Lord Finkelstein
Main Page: Lord Finkelstein (Conservative - Life peer)(10 years, 9 months ago)
Grand CommitteeMy Lords, in 1985, Ronald Reagan’s visit to Bitburg became the subject of controversy. He had been visiting the graves of members of the SS and he decided that he would therefore also visit Bergen-Belsen. I remember hearing this on the radio in my bedroom and thinking that my mother would be interested because she was a survivor of Belsen. I went down to the kitchen where Mum was doing the washing up. “Mum”, I said, “Ronald Reagan is going to Belsen”. “So what?” she replied. “I’ve been”.

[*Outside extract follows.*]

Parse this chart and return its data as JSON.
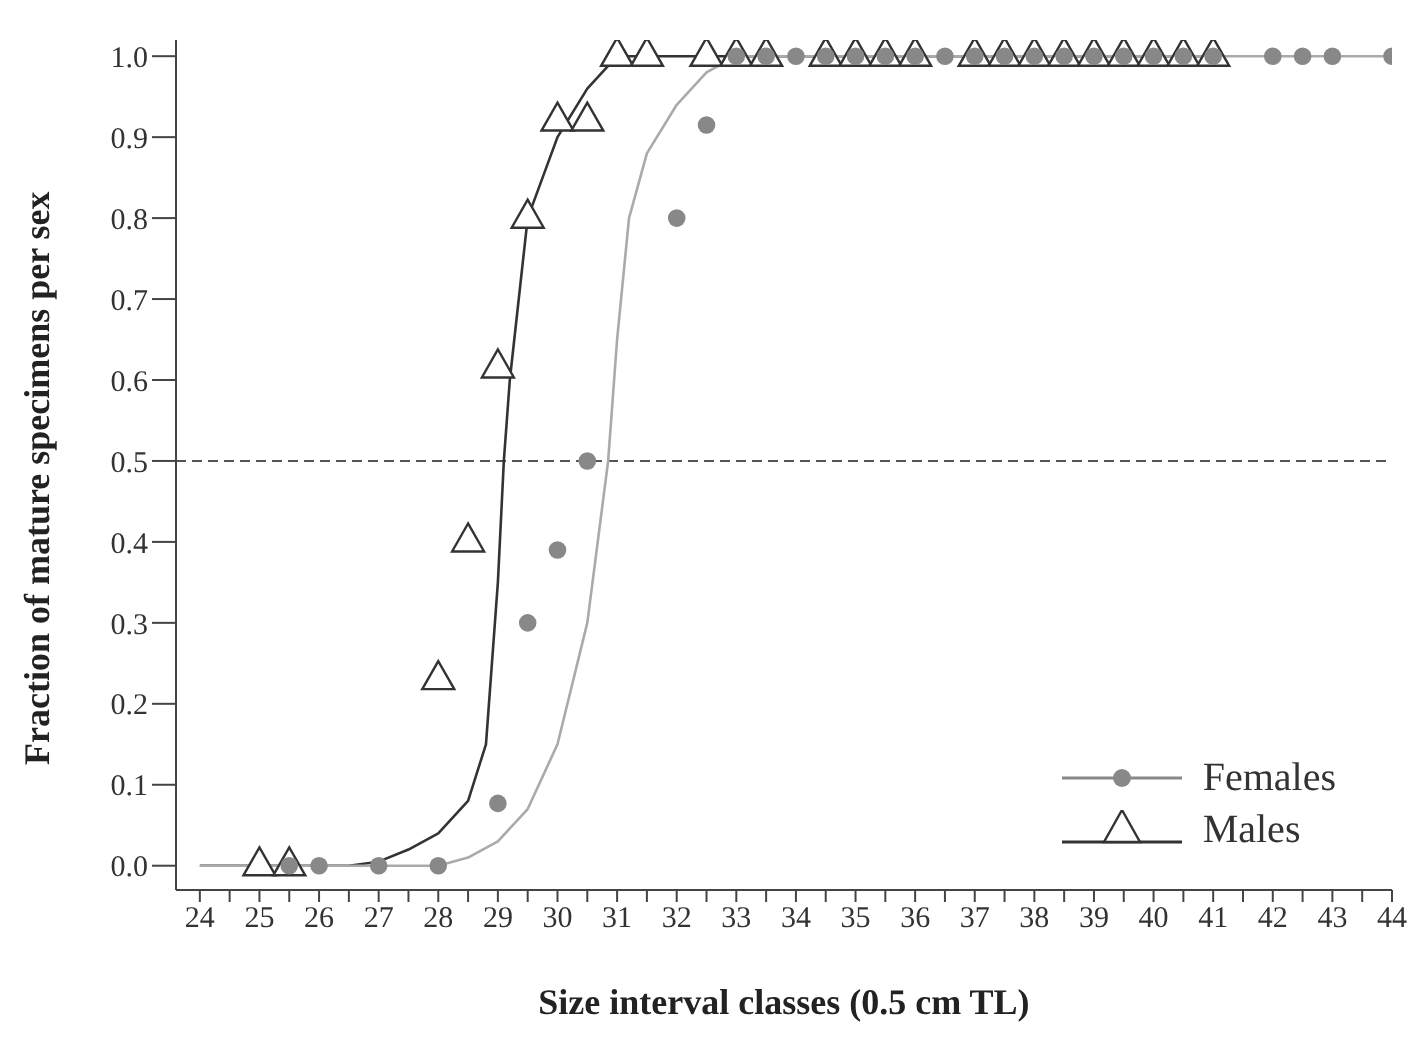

In my brief contribution to the debate that the wonderful as well as noble Baroness, Lady Deech, has secured, I want to make just three points. First, Holocaust remembrance is about to face its biggest challenge. We are going to need to think about how to keep the memory of the Holocaust alive when the distinct and irreplaceable voice of the survivors can be heard no more. I recall my mother preparing to speak at our synagogue and telling me for the first time that she and her sister had seen their family friends, Margot and Anne Frank, arrive in Belsen, and that her sister had recorded the event in a little pocket diary, the keeping of which was in itself a crime under the camp terms. She asked me if I thought the children would be interested. Yes, I thought they would be interested. My mum is still alive and continues to give talks about her experiences, but how do we replace that electrifying testimony? That is the job of the Prime Minister’s Holocaust Commission to consider and should also be a priority during our chairmanship of the International Holocaust Remembrance Alliance.
My second purpose in speaking is to lend support to the campaign of the noble Baroness, Lady Deech, for compensation for Polish victims of the Holocaust. On the mantelpiece of my parents’ home is a clock embedded in a statue of Marshal Pilsudski, the leader of the Second Polish Republic. On the hour it plays Polish anthems, although generally we switch it off. My father was born in Lviv, which is now in Ukraine, but he was deeply proud of having been born a Pole. On his deathbed he told me that I should always honour the Polish people and never blame them for the crimes committed against them. So I do, and I am happy to do so. The revival of a free Polish nation and its emergence as a great European power is one of the happiest political events of my lifetime. It is why I can say with confidence and belief that I know that Poland will respond to the case the noble Baroness has made today.
Stalin’s Soviet Union stole my father’s house and the family business when it imprisoned and exiled my father’s family. In 2005, Poland made compensation available for this theft and we are pursuing the claim, although I have to confess that progress is slow. I am sure that as that claim has been recognised, so Poland will understand and respond to the noble Baroness. Poland is our friend, a friend of liberty and justice, and a great modern nation—and that is what great modern nations do. Helping our friends do the right thing should number among our priorities as chair of the alliance.
I have one other point to make. The alliance has 31 members and four observers. There are more than 190 countries in the world. Not to belong to this alliance and not to adhere to the Stockholm declaration is not just to show disrespect to those who died, it is the canary in the coal mine. It demonstrates that a country does not want to teach its children about hatred and genocide. We should make it our business to leave the alliance bigger than we found it.
In the 1920s my grandfather Alfred Wiener began collecting Nazi artefacts and literature. He believed in the power of truth to set people free. His library helped produce the evidence that tried the Nuremberg defendants and convicted Eichmann. It showed that truth will always have assailants and victims and will always retain enemies, but that truth can be victorious. Let us dedicate our chairmanship to that task.